Ayrıca, SerPK m. 136(5) uyarınca payları halka arz yoluyla satılan bankaların dağıtacakları temettüye ilişkin esaslar özel mevzuata tabidir. Bankaların finansal piyasalardaki güven ve istikrar açısından rolü göz önünde bulundurularak özellikle halka açık bankaların dağıtacağı temettü için bankacılık mevzuatındaki özel hükümlere atıf yapılır.
SerPK kapsamında kâr payı dağıtımı konusunda özel bir toplantı ve karar nisabı öngörülmediğinden SerPK m. 29(3) atfı ile TTK m. 418"deki olağan toplantı ve karar nisapları uygulanır.
Kâr Payı Tebliği
II-19.1 sayılı Kâr Payı Tebliği ("Tebliğ"), SerPK m.19’a dayanılarak hazırlanmış ve 23.01.2014 tarihli ve 28891 sayılı Resmi Gazete’de yayımlanmıştır. Tebliğ"in amacı; ortaklıkların kâr payı dağıtımında, kâr payının korunmasında ve kâr dağıtım politikasının belirlenmesinde uyacakları usul ve esasları düzenler.
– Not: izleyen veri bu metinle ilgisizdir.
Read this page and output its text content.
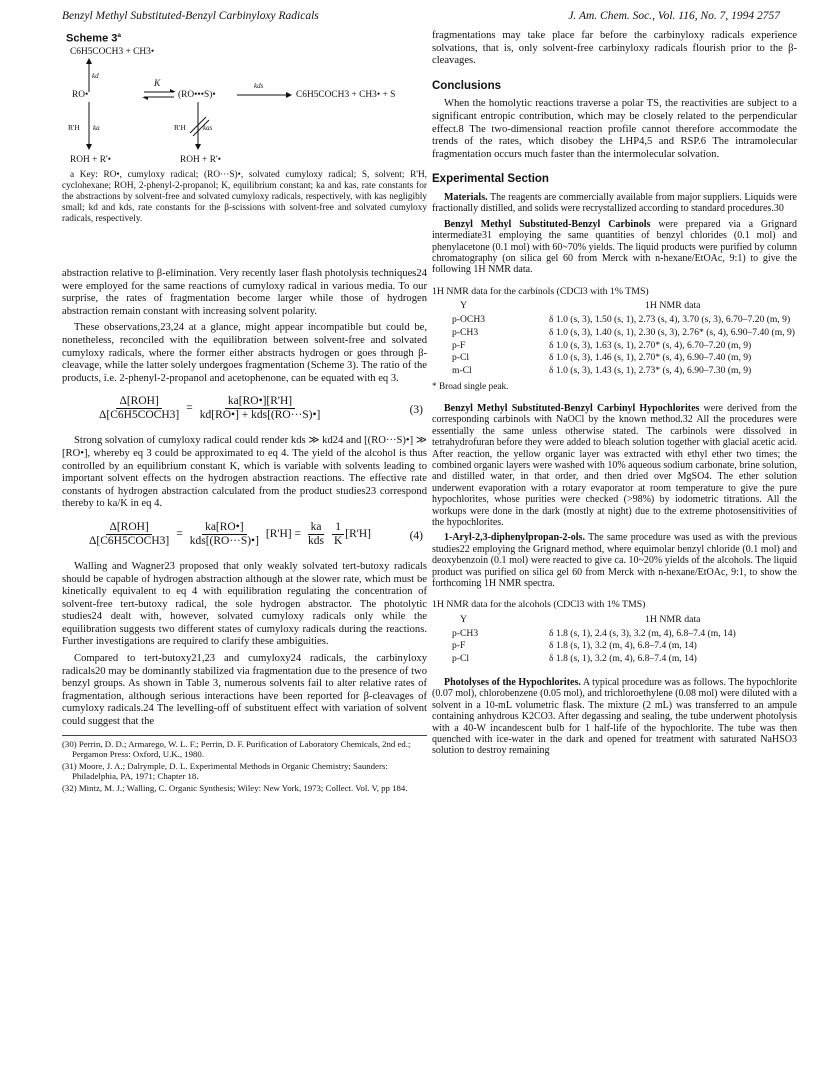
Benzyl Methyl Substituted-Benzyl Carbinyloxy Radicals	J. Am. Chem. Soc., Vol. 116, No. 7, 1994 2757
Scheme 3$^a$
C6H5COCH3 + CH3•
kd
RO•
K
(RO•••S)•
kds
C6H5COCH3 + CH3• + S
R'H ka	R'H kas
ROH + R'•	ROH + R'•

a Key: RO•, cumyloxy radical; (RO···S)•, solvated cumyloxy radical; S, solvent; R'H, cyclohexane; ROH, 2-phenyl-2-propanol; K, equilibrium constant; ka and kas, rate constants for the abstractions by solvent-free and solvated cumyloxy radicals, respectively, with kas negligibly small; kd and kds, rate constants for the β-scissions with solvent-free and solvated cumyloxy radicals, respectively.

abstraction relative to β-elimination. Very recently laser flash photolysis techniques24 were employed for the same reactions of cumyloxy radical in various media. To our surprise, the rates of fragmentation become larger while those of hydrogen abstraction remain constant with increasing solvent polarity.

These observations,23,24 at a glance, might appear incompatible but could be, nonetheless, reconciled with the equilibration between solvent-free and solvated cumyloxy radicals, where the former either abstracts hydrogen or goes through β-cleavage, while the latter solely undergoes fragmentation (Scheme 3). The ratio of the products, i.e. 2-phenyl-2-propanol and acetophenone, can be equated with eq 3.

Δ[ROH]
Δ[C6H5COCH3]
=
ka[RO•][R'H]
kd[RO•] + kds[(RO···S)•]	(3)

Strong solvation of cumyloxy radical could render kds ≫ kd24 and [(RO···S)•] ≫ [RO•], whereby eq 3 could be approximated to eq 4. The yield of the alcohol is thus controlled by an equilibrium constant K, which is variable with solvents leading to important solvent effects on the hydrogen abstraction reactions. The effective rate constants of hydrogen abstraction calculated from the product studies23 correspond thereby to ka/K in eq 4.

Δ[ROH]
Δ[C6H5COCH3]
=
ka[RO•]
kds[(RO···S)•]
[R'H] =
ka
kds $\frac{1}{K} [R'H]$	(4)

Walling and Wagner23 proposed that only weakly solvated tert-butoxy radicals should be capable of hydrogen abstraction although at the slower rate, which must be kinetically equivalent to eq 4 with equilibration regulating the concentration of solvent-free tert-butoxy radical, the sole hydrogen abstractor. The photolytic studies24 dealt with, however, solvated cumyloxy radicals only while the equilibration suggests two different states of cumyloxy radicals during the reactions. Further investigations are required to clarify these ambiguities.

Compared to tert-butoxy21,23 and cumyloxy24 radicals, the carbinyloxy radicals20 may be dominantly stabilized via fragmentation due to the presence of two benzyl groups. As shown in Table 3, numerous solvents fail to alter relative rates of fragmentation, although serious interactions have been reported for β-cleavages of cumyloxy radicals.24 The levelling-off of substituent effect with variation of solvent could suggest that the

(30) Perrin, D. D.; Armarego, W. L. F.; Perrin, D. F. Purification of Laboratory Chemicals, 2nd ed.; Pergamon Press: Oxford, U.K., 1980.

(31) Moore, J. A.; Dalrymple, D. L. Experimental Methods in Organic Chemistry; Saunders: Philadelphia, PA, 1971; Chapter 18.

(32) Mintz, M. J.; Walling, C. Organic Synthesis; Wiley: New York, 1973; Collect. Vol. V, pp 184.

fragmentations may take place far before the carbinyloxy radicals experience solvations, that is, only solvent-free carbinyloxy radicals flourish prior to the β-cleavages.

Conclusions

When the homolytic reactions traverse a polar TS, the reactivities are subject to a significant entropic contribution, which may be closely related to the perpendicular effect.8 The two-dimensional reaction profile cannot therefore accommodate the trends of the rates, which disobey the LHP4,5 and RSP.6 The intramolecular fragmentation occurs much faster than the intermolecular solvation.

Experimental Section

Materials. The reagents are commercially available from major suppliers. Liquids were fractionally distilled, and solids were recrystallized according to standard procedures.30

Benzyl Methyl Substituted-Benzyl Carbinols were prepared via a Grignard intermediate31 employing the same quantities of benzyl chlorides (0.1 mol) and phenylacetone (0.1 mol) with 60~70% yields. The liquid products were purified by column chromatography (on silica gel 60 from Merck with n-hexane/EtOAc, 9:1) to give the following 1H NMR data.

1H NMR data for the carbinols (CDCl3 with 1% TMS)

Y	1H NMR data
p-OCH3	δ 1.0 (s, 3), 1.50 (s, 1), 2.73 (s, 4), 3.70 (s, 3), 6.70–7.20 (m, 9)
p-CH3	δ 1.0 (s, 3), 1.40 (s, 1), 2.30 (s, 3), 2.76* (s, 4), 6.90–7.40 (m, 9)
p-F	δ 1.0 (s, 3), 1.63 (s, 1), 2.70* (s, 4), 6.70–7.20 (m, 9)
p-Cl	δ 1.0 (s, 3), 1.46 (s, 1), 2.70* (s, 4), 6.90–7.40 (m, 9)
m-Cl	δ 1.0 (s, 3), 1.43 (s, 1), 2.73* (s, 4), 6.90–7.30 (m, 9)

* Broad single peak.

Benzyl Methyl Substituted-Benzyl Carbinyl Hypochlorites were derived from the corresponding carbinols with NaOCl by the known method.32 All the procedures were essentially the same unless otherwise stated. The carbinols were dissolved in tetrahydrofuran before they were added to bleach solution together with glacial acetic acid. After reaction, the yellow organic layer was extracted with ethyl ether two times; the combined organic layers were washed with 10% aqueous sodium carbonate, brine solution, and distilled water, in that order, and then dried over MgSO4. The ether solution underwent evaporation with a rotary evaporator at room temperature to give the pure hypochlorites, whose purities were checked (>98%) by iodometric titrations. All the workups were done in the dark (mostly at night) due to the extreme photosensitivities of the hypochlorites.

1-Aryl-2,3-diphenylpropan-2-ols. The same procedure was used as with the previous studies22 employing the Grignard method, where equimolar benzyl chloride (0.1 mol) and deoxybenzoin (0.1 mol) were reacted to give ca. 10~20% yields of the alcohols. The liquid product was purified on silica gel 60 from Merck with n-hexane/EtOAc, 9:1, to show the forthcoming 1H NMR spectra.

1H NMR data for the alcohols (CDCl3 with 1% TMS)

Y	1H NMR data
p-CH3	δ 1.8 (s, 1), 2.4 (s, 3), 3.2 (m, 4), 6.8–7.4 (m, 14)
p-F	δ 1.8 (s, 1), 3.2 (m, 4), 6.8–7.4 (m, 14)
p-Cl	δ 1.8 (s, 1), 3.2 (m, 4), 6.8–7.4 (m, 14)

Photolyses of the Hypochlorites. A typical procedure was as follows. The hypochlorite (0.07 mol), chlorobenzene (0.05 mol), and trichloroethylene (0.08 mol) were diluted with a solvent in a 10-mL volumetric flask. The mixture (2 mL) was transferred to an ampule containing anhydrous K2CO3. After degassing and sealing, the tube underwent photolysis with a 40-W incandescent bulb for 1 half-life of the hypochlorite. The tube was then quenched with ice-water in the dark and opened for treatment with saturated NaHSO3 solution to destroy remaining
Tebliğ m.4’te, halka açık anonim şirketlerin belirleyeceği kâr payı politikalarına ilişkin asgari hususlar belirtilmiştir. Bu doğrultuda, halka açık şirketlerin kâr dağıtım politikalarında kâr payı dağıtıp dağıtmayacaklarının ve kâr payının ödenme şekli ile zamanının belirtilmesi gerekir. Payları borsada işlem gören şirketlerin kâr dağıtımına ilişkin yönetim kurulu önerisi, şekli ve içeriği SPK tarafından belirlenen kâr dağıtım tablosu ile birlikte SPK"nın özel durumların kamuya açıklanmasına ilişkin düzenlemeleri çerçevesinde kamuya duyurulur.
Halka açık şirketlerin kâr dağıtım politikalarında değişiklik yapmak istemeleri halinde, bu değişikliğe ilişkin yönetim kurulu kararının özel durum açıklaması kapsamında kamuya duyurulması gerekir. Kâr dağıtım politikalarının hukuki niteliğine ilişkin tartışmalar olmakla birlikte, bir görüşe göre bu politikanın açıklanması pay sahipleri için talep hakkı doğuran bir irade beyanı olarak nitelendirilir[5]. Başka bir görüş ise anılan politikaları yalnızca ileriye dönük bir tasavvurdan ibaret görmektedir[6].
İmtiyazlı pay sahiplerine, intifa senedi sahiplerine, yönetim kurulu üyelerine, ortaklık çalışanlarına ve pay sahibi dışındaki kişilere kârdan pay verilebilmesi için ortaklık esas sözleşmesinde hüküm bulunması zorunludur.
Payları borsada işlem görmeyen şirketlere ilişkin hükümler, Tebliğ m.7 uyarınca özel olarak düzenlenir. Böylece payları borsada işlem gören ve görmeyen şirketlerin kâr payı dağıtımı ayrı usullere tabi tutulmuştur. Payları borsada işlem görmeyen şirketler için kâr payı dağıtım oranı, Tebliğ hükümleri uyarınca belirlenen bağışlar eklenmiş net dağıtılabilir dönem kârının yüzde yirmisinden az olamaz. Payları borsada işlem görmeyen şirketlerin kâr payını tam ve nakden dağıtmaları zorunludur.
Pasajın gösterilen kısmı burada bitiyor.